Kritikpunkte? Ja, Göttingen wurde in die Alpen verlegt (warum die Amis Deutschland immer mit Bayern gleichsetzen müssen...)
 
Fun Fact (da ich den Film nocht nicht gesehen habe, weiß ich nicht, ob das dort sogar erwähnt wurde): Die Mutter von Katherine „Kitty“ Oppenheimer war eine Cousine des Generalfeldmarschalls Wilhelm Keitel.
 
Kritikpunkte? Ja, Göttingen wurde in die Alpen verlegt (warum die Amis Deutschland immer mit Bayern gleichsetzen müssen...)
Ein Gebirge, ein Kloster am See, danach Göttingen wurden aus der Ferne und aus Vogelperspektive gezeigt – alle diese Standbilder für vielleicht 2 Sekunden jeweils. Ich fand das okay, zumal gleich danach die Szene mit Max Born in Göttingen gezeigt wird, bei dem Oppenheimer später seinen Doktor machte.

Der Film ist keine Sekunde langweilig, obwohl er fast nur aus Dialogen besteht. Die Schauspieler sind durch die Bank gut, 1920er bis 1950er Jahre Settings glaubwürdig. Dabei fiel mir auf, dass die Frauen selbst in der „männlichen“ Kleidung der 1940er Jahre nicht weniger an erotischer Ausstrahlung hatten als heute, obwohl sie keine "Schönheiten" waren, wie man sie in einem Holywood-Film fast erwartet.

Lediglich die Rückblenden sich ein wenig verwirrend, weil sie nicht chronologisch, sondern wild durcheinander erfolgten. Für jemand, der von Oppenheimer vielleicht nur den Namen, aber sonst nichts wusste, war das verwirrend, wie mir meine Begleitung nach Kinobesuch offenbarte. Das Kino war trotzdem ausverkauft, und das um 17:10 Uhr. Und für nächste Vorstellung um 20:15 warteten im Foyer lauter junge Leute. Erfreulich.

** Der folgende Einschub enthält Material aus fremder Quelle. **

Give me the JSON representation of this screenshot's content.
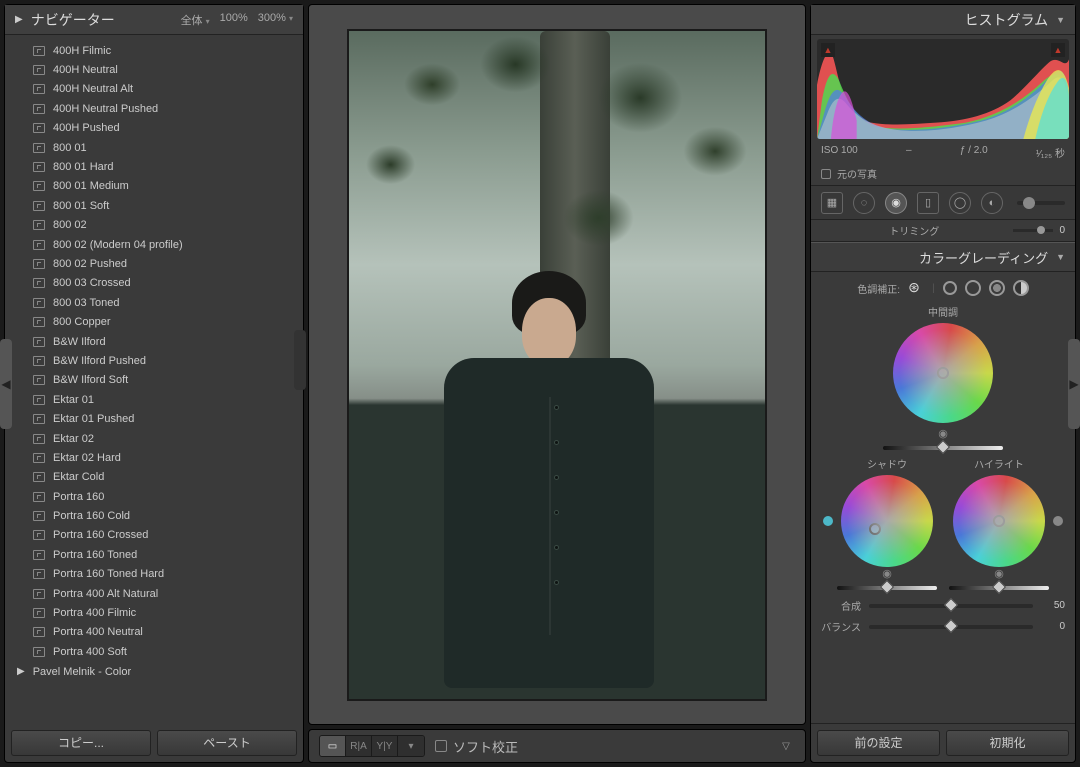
{
  "navigator": {
    "title": "ナビゲーター",
    "zoom_fit": "全体",
    "zoom_100": "100%",
    "zoom_300": "300%"
  },
  "presets": [
    "400H Filmic",
    "400H Neutral",
    "400H Neutral Alt",
    "400H Neutral Pushed",
    "400H Pushed",
    "800 01",
    "800 01 Hard",
    "800 01 Medium",
    "800 01 Soft",
    "800 02",
    "800 02 (Modern 04 profile)",
    "800 02 Pushed",
    "800 03 Crossed",
    "800 03 Toned",
    "800 Copper",
    "B&W Ilford",
    "B&W Ilford Pushed",
    "B&W Ilford Soft",
    "Ektar 01",
    "Ektar 01 Pushed",
    "Ektar 02",
    "Ektar 02 Hard",
    "Ektar Cold",
    "Portra 160",
    "Portra 160 Cold",
    "Portra 160 Crossed",
    "Portra 160 Toned",
    "Portra 160 Toned Hard",
    "Portra 400 Alt Natural",
    "Portra 400 Filmic",
    "Portra 400 Neutral",
    "Portra 400 Soft"
  ],
  "preset_folder": "Pavel Melnik - Color",
  "left_buttons": {
    "copy": "コピー...",
    "paste": "ペースト"
  },
  "center_bottom": {
    "softproof_label": "ソフト校正",
    "modes": [
      "",
      "R|A",
      "Y|Y",
      ""
    ]
  },
  "histogram": {
    "title": "ヒストグラム",
    "iso": "ISO 100",
    "aperture": "ƒ / 2.0",
    "shutter": "¹⁄₁₂₅ 秒",
    "dash": "–",
    "original_label": "元の写真"
  },
  "trim": {
    "label": "トリミング",
    "value": "0"
  },
  "color_grading": {
    "title": "カラーグレーディング",
    "correction_label": "色調補正:",
    "midtone": "中間調",
    "shadow": "シャドウ",
    "highlight": "ハイライト",
    "blend_label": "合成",
    "blend_value": "50",
    "balance_label": "バランス",
    "balance_value": "0"
  },
  "right_buttons": {
    "prev": "前の設定",
    "reset": "初期化"
  }
}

Und ja: Hätte Deutschland nicht schon im Mai 1945 kapituliert, wäre die erste Atombombe wahrscheinlich auf irgendeine Stadt in Deutschland gefallen.
 
Ein Gebirge, ein Kloster am See, danach Göttingen wurden aus der Ferne und aus Vogelperspektive gezeigt – alle diese Standbilder für vielleicht 2 Sekunden jeweils.

Die gezeigten Berge hatten so gar keine Ähnlichkeit zum Harz.


Was ganz anderes, in Japan ist der Film noch gar nicht angelaufen und sorgt, verständlicherweise und gerade jetzt, für Aufregung.

Davon ist auch der "Barbie" Film betroffen, weil Warner Bros. den Hype um "Barbenheimer" mit Bildern von Barbie mit Atompilzfrisur etc. anheizte.
 
Zuletzt bearbeitet:
Ich hab mir den Film am letzten Montag in einer Spätnachmittagvorstellung, die überraschend zahlreich besetzt war, angeschaut. Für jemand der sich mit der Materie nicht wirklich gut auskennt (Begriffe wie Oppenheimer, Los Alamos, Manhatten-Projekt sind mir nur oberflächlich bekannt) war das Thema doch durchaus spannend und insgesammt nachvollziehbar inszeniert, obwohl der Film eigentlich nur aus Dialogen besteht. Die Hauptdarsteller (Murphy, Damon, Downey jr., Blunt) aber auch einige Nebendarsteller spielen gut bis stark auf. Josh Hartnett habe ich bis zum Filmende nicht erkennen können! Der hat ja seit über 10 Jahren auch kaum was gemacht.
Einzig die zahlreichen Namen die in diesem Film fallen habe ich nicht immer zuordnen können. Die Rückblenden sind am Anfang etwas wirr, fügen sich aber mit fortlaufender Handlung zusammen, wenn man dran bleibt.
Insgesamt Nolans bester Streifen seit Interstellar von 2014. Tenet fand ich etwas über und Dunkirk hab ich gar nicht mehr so in Erinnerung.
 
(Ich selber werde mir das wahrscheinlich nicht anschauen, weil mich dokumentarische Filme meistens nerven, vor allem dann wenn unsichere Sachverhalte einfach als gegeben dargestellt werden.)
Welche Sachverhalte sind schon sicher? Geschichte bzw. geschichtlichen Abläufe können nie als sicher gelten, weil man nicht ausschließen kann, dass irgendwann Neues zu einem Sachverhalt auftaucht. Ist schon x-mal passiert. Selbst eindeutige Dinge, wie z.B. der Fund einer Pfeilspitze aus Meteoriteneisen in der Bronzezeit, werfen mehr Fragen auf, als Archäologen und/oder Historiker beantworten können. Das ist verständlich, denn zwischen dem Fund der Pfeilspitze und dem Ursprungsort des Materials, aus dem sie hergestellt, liegen 2900 Jahre.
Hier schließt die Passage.